If all the data doesn't fit in memory on your machine, try downsampling the data from each file to only keep 1/100th of the total data. To avoid unnecessary computation, it is better to do the downsampling first and then convert the coordinates.

In [ ]:
small = df.sample(frac=0.01).map_partitions(convert_coords)
small.visualize()
In [ ]:
%time small_dataset = small.compute()

Plot

In [ ]:
import geoviews as gv
import holoviews as hv
from holoviews import opts
from holoviews.operation.datashader import datashade, rasterize, rd

hv.extension('bokeh')

To simplify the exploration of the time required to display different data, define a function that accepts a regular pandas dataframe or a dask delayed dataframe.

In [ ]:
def plot(data, **kwargs):
    """Plot point elevation data, rasterizing by mean elevation"""
    points = hv.Points(data, kdims=['meterswest', 'metersnorth'], vdims=['Z'])
    image_opts = opts.Image(tools=['hover'], cmap='blues_r', colorbar=True,
                            width=800, height=800, xaxis=None, yaxis=None)
    return rasterize(points, aggregator=rd.mean('Z'), precompute=True, **kwargs).options(image_opts)

We'll also declare a tiler to use for background imagery.

In [ ]:
tiles = gv.tile_sources.EsriImagery()

Then we will construct the plot out of rasterized point data and tiles.

In [ ]:
tiles * plot(small_dataset)

Benchmarking

In [ ]:
%time display(tiles * plot(small_dataset))
In [ ]:
%time display(tiles * plot(dataset))
In [ ]:
%time display(tiles * plot(df_merc))

Visualize Raster of Point Data

If we compute a raster of the point data then we don't need to store as much data in memory, which should allow faster interactions, and allow use with lots of other tools.

In [ ]:
%time raster = plot(dataset, dynamic=False, width=1000, height=1000).data

The result is an xarray.Dataset with x and y coordinates and a 2D array of Z values.

In [ ]:
raster.metersnorth[1] - raster.metersnorth[0]

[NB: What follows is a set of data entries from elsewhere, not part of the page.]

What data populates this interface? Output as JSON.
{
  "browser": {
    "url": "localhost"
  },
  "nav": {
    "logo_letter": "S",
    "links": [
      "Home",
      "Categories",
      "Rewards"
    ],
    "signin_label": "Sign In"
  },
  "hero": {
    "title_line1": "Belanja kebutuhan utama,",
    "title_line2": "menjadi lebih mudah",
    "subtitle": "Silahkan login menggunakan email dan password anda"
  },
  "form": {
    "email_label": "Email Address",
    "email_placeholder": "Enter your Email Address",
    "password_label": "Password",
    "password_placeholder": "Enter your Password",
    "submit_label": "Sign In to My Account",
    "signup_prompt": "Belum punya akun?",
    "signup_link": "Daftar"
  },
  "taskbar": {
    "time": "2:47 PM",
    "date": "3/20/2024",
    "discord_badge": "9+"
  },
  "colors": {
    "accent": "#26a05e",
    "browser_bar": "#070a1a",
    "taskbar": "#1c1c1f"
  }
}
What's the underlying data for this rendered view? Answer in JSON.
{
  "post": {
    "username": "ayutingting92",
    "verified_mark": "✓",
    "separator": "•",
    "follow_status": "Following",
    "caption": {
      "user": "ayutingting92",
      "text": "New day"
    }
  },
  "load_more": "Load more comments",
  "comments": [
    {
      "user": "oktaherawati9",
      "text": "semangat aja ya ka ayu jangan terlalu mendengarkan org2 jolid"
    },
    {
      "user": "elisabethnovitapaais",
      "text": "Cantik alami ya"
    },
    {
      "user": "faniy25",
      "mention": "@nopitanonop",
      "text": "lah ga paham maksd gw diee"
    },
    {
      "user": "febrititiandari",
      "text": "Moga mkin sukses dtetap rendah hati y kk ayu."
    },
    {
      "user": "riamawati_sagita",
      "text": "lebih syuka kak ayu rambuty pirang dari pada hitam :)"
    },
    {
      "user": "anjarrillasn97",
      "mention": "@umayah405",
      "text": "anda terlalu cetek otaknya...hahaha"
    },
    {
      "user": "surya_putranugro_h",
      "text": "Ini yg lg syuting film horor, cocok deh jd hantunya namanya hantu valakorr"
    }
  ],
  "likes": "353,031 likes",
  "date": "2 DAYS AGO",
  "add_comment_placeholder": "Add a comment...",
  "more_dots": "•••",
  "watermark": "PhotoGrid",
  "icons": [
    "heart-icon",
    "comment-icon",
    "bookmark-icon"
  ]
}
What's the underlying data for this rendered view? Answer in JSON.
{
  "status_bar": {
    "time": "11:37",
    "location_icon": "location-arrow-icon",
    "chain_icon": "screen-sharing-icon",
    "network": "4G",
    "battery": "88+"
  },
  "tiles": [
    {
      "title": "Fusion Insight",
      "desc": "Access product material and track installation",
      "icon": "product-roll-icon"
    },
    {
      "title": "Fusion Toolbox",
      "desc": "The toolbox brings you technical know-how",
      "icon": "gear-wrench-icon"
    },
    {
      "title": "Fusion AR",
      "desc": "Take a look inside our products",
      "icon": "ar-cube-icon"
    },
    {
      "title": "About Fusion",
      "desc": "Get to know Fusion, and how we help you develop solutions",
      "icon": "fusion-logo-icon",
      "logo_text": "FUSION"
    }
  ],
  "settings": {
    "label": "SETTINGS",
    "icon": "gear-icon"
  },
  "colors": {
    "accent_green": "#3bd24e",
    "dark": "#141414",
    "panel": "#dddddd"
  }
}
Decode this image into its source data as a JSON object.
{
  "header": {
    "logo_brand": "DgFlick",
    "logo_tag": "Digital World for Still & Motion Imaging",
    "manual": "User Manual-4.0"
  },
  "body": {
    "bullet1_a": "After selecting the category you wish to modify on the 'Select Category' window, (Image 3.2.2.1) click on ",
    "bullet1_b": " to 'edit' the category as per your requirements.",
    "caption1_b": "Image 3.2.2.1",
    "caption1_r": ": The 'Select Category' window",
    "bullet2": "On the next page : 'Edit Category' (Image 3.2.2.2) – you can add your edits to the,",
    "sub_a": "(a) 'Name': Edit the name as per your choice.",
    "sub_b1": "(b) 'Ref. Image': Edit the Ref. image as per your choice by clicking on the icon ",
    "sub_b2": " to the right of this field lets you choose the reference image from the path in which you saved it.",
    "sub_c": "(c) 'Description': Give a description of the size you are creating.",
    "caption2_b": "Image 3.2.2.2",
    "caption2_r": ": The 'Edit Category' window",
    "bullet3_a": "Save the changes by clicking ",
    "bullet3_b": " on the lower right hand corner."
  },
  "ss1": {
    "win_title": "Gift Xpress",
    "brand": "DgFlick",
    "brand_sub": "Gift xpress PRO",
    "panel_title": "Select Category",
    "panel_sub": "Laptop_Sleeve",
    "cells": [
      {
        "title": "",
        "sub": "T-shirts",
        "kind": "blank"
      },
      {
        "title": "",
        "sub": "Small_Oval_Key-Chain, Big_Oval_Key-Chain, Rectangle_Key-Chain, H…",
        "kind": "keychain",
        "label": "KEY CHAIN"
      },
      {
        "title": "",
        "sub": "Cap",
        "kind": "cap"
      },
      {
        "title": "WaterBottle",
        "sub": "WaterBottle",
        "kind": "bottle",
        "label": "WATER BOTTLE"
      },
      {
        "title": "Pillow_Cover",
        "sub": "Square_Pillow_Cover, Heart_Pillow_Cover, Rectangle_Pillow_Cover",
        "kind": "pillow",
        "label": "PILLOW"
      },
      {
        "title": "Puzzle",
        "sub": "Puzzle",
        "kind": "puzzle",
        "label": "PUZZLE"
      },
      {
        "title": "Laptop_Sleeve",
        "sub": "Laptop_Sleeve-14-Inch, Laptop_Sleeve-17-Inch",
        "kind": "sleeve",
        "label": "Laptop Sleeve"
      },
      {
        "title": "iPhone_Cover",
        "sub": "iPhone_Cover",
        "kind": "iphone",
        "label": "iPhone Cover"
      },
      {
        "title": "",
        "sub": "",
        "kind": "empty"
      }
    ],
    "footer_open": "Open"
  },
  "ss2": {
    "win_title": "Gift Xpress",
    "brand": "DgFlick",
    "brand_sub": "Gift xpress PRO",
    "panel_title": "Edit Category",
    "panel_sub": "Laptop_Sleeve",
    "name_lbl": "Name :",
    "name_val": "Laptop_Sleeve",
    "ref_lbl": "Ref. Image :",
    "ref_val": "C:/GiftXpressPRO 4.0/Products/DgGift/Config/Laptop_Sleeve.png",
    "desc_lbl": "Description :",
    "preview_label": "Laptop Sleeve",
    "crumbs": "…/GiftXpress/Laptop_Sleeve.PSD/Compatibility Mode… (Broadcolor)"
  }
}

With these data we can use the geo tools in datashader to compute and visualize the elevation using hillshading for instance. See Datashader User Guide #8 for more datashader and xrspatial geo tooling.

In [ ]:
from xrspatial import hillshade
In [ ]:
illuminated = hillshade(raster.get('meterswest_metersnorth Z'))
hv_shaded = hv.Image((raster.meterswest, raster.metersnorth, illuminated))
In [ ]:
tiles * rasterize(hv_shaded.options(opts.Image(cmap='blues', height=600, width=600)))

Ideas for future work

It'd be nice to have a rasterio writer from xarray so that we could easily write chunked geotiffs from xarray objects.